The CHAR, VARCHAR, and STRING data types are converted into the STRING data type.
The FLOAT and DOUBLE data types are converted into the DOUBLE data type.
Other data types are not normalized.

Examples:

When the type normalization mode is enabled, the SMALLINT and INT data types are converted into the BIGINT data type. If you change the SMALLINT data type to the INT data type, the change is considered successful. Therefore, the deployment that executes the CREATE TABLE AS statement runs as expected.
When the type normalization mode is enabled, the FLOAT data type is converted into the DOUBLE data type and the BIGINT data type is converted into the BIGINT data type. If you change the FLOAT data type to the BIGINT data type, a data type incompatibility error occurs.

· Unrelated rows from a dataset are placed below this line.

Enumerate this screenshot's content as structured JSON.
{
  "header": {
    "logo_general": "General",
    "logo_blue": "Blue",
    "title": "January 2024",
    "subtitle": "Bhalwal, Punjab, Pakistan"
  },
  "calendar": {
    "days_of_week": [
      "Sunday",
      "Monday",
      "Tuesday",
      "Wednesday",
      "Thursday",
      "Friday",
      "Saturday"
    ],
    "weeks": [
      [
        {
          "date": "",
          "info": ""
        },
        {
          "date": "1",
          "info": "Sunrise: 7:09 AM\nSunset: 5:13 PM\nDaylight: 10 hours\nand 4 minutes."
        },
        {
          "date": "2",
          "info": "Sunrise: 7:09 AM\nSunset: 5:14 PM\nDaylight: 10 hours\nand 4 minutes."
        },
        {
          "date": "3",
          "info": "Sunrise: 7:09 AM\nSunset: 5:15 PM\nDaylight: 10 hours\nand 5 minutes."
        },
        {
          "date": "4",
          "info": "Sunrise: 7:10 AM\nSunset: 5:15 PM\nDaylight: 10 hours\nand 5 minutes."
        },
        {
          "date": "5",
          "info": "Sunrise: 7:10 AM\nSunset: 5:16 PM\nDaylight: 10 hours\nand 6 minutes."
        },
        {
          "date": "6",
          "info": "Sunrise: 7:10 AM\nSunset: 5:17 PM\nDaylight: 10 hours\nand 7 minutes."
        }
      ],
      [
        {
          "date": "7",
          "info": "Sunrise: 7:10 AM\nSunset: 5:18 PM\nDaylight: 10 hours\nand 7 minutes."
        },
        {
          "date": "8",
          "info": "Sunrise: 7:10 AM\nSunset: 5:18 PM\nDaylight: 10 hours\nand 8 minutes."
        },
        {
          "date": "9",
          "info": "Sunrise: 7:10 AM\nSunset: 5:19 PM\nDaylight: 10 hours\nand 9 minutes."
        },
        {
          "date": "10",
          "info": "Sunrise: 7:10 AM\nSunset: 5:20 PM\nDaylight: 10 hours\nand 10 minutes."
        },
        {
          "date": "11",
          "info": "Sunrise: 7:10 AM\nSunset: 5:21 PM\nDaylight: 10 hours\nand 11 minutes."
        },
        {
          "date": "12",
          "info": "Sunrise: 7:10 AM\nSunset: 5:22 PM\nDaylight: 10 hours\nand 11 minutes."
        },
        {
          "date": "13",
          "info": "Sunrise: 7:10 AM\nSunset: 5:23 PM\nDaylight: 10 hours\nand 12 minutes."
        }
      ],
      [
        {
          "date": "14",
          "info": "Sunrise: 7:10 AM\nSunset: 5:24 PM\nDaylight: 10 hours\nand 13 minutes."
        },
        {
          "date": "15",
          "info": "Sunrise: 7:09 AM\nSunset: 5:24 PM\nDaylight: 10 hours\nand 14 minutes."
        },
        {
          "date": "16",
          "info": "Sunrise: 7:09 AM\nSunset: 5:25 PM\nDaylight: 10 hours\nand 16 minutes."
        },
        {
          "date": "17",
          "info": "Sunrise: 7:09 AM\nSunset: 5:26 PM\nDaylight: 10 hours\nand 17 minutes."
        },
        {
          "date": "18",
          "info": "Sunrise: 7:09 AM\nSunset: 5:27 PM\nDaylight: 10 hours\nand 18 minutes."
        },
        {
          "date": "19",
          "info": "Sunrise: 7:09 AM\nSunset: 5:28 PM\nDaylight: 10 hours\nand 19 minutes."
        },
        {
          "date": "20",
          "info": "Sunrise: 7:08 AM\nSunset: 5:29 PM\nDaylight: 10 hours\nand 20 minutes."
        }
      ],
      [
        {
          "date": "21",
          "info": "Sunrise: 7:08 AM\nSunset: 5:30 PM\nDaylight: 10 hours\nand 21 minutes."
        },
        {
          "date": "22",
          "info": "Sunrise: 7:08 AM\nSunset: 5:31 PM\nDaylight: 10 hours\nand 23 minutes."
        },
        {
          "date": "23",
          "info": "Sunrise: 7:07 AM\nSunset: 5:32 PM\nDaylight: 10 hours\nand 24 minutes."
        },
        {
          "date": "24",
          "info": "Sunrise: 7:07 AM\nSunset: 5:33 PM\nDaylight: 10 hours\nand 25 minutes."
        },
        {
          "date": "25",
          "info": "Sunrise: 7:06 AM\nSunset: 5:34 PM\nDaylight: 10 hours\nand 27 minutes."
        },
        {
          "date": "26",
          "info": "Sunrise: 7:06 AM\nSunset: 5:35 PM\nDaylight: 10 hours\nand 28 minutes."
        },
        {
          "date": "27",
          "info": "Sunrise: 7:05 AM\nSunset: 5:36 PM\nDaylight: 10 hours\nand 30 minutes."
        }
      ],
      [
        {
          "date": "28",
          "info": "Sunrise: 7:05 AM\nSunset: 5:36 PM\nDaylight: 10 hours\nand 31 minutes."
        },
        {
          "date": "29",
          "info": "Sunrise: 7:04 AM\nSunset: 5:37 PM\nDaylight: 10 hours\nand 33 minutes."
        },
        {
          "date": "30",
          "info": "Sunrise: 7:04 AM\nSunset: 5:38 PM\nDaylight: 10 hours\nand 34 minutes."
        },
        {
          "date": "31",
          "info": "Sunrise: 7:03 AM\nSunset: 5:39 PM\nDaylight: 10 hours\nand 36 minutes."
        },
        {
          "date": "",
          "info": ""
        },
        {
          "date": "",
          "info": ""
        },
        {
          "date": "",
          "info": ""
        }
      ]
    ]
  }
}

Use an Apache Paimon catalog as the catalog of the destination store that is used in the CREATE DATABASE AS statement

CREATE DATABASE IF NOT EXISTS `<catalog name>`.`<db name>`
WITH (
 'bucket' = '4' -- Specify the number of buckets for each result table.
) AS DATABASE `<source database>`;

The CREATE DATABASE AS statement allows you to configure physical table properties in the WITH clause for a deployment. When the deployment starts, these parameters take effect on the result tables to which you want to synchronize data. For more information about the table properties supported by Apache Paimon catalogs, see Apache Paimon connector.

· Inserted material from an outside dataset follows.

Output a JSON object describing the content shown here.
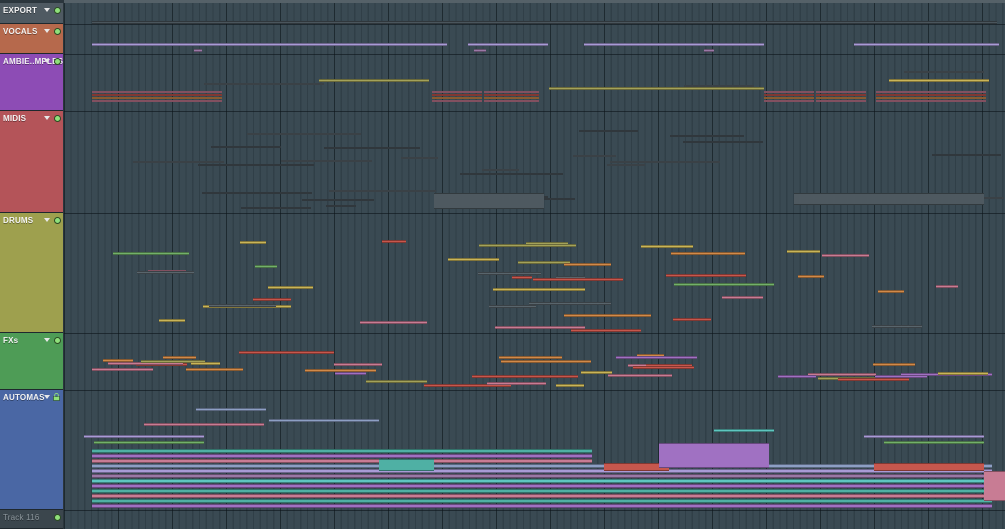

When you use the CREATE DATABASE AS statement, Apache Paimon catalogs also allow you to configure 'enableTypeNormalization' = 'true' in the WITH clause to enable the type normalization mode.

Delete an Apache Paimon catalog

Delete an Apache Paimon catalog on the UI

Go to the Catalogs page.
1. Log on to the Realtime Compute for Apache Flink console.
2. On the Fully Managed Flink tab, find the workspace that you want to manage and click Console in the Actions column.
3. In the left-side navigation pane, click Catalogs.
On the Catalog List page, find the desired catalog and click Delete in the Actions column.
In the message that appears, click Delete.
View the Catalogs pane on the left side of the Catalog List page to check whether the catalog is deleted.

Delete an Apache Paimon catalog by executing an SQL statement

On the script editing page, enter the following statement:
```
DROP CATALOG <catalog name>;
```
Note
The engine version must be vvr-6.0.6-flink-1.15 or later.
<catalog name> indicates the name of the Apache Paimon catalog that you want to delete.
Right-click the statement that is used to delete the catalog and choose Run from the shortcut menu.
View the Catalogs pane on the left side of the Catalog List page to check whether the catalog is deleted.